前回はアルゴリズムを理解するために流れ図(フローチャート)を学習しましたが、実際にはプログラム言語を用いてアルゴリズムを記述することで、コンピュータ上でアルゴリズムを実行できるようになります。

プログラム言語にはいくつもの種類がありますが、学ぶべきプログラム言語は各個人の仕事や環境などによって異なるため、ITパスポート試験では特定のプログラム言語を用いた記述方法について問われることはありません。

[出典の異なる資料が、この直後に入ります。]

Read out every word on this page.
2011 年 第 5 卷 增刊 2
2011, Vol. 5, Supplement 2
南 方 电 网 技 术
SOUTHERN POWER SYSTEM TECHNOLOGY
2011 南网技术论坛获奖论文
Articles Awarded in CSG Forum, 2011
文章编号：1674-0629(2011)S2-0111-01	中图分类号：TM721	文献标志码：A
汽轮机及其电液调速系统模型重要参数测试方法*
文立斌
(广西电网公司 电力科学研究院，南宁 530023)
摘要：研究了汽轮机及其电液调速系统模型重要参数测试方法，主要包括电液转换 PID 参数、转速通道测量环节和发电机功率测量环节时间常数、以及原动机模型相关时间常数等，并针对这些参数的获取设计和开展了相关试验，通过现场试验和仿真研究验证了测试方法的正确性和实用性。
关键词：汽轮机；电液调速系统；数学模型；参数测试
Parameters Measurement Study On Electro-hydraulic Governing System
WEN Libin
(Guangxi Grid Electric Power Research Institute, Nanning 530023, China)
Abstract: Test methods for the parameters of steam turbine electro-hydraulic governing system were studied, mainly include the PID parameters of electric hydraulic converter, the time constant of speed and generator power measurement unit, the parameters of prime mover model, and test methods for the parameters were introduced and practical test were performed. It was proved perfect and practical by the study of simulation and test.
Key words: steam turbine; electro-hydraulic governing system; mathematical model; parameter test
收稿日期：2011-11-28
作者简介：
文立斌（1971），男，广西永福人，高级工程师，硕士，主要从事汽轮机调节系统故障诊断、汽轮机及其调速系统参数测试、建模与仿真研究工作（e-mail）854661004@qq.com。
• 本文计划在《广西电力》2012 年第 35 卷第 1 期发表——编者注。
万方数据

ITパスポート試験ではプログラムの原理原則を学ぶために、流れ図を疑似的なプログラム言語(擬似言語)で表したものが出題されます。

疑似言語の記述形式

ITパスポート試験では、次のような形式で疑似言語が出題されます。

疑似言語

この表は試験中にも見ることができるため、覚える必要はありません。しかし、試験で初めてこの表を見てもおそらく理解できないと思いますし、そんな時間の余裕はないと思いますので、あらかじめどういう意味なのかを理解しておくことは必要です。

関数・変数の宣言

基本的に関数名や変数名は自由につけることができますが、いきなりプログラム中にこれを書いてもコンピューターはそれが関数や変数であるということが理解できません。そこで、まず「この文字列は関数・変数だよ」ということをコンピューターに教える必要があります。これを関数(変数)の宣言といいます。

疑似言語では、関数や変数を宣言する場合は次のように記述します。

記述例
〇fee(整数型:age)
 整数型:ret

feeには○が付いていることから関数、retは○が付いていないので変数、ということになります。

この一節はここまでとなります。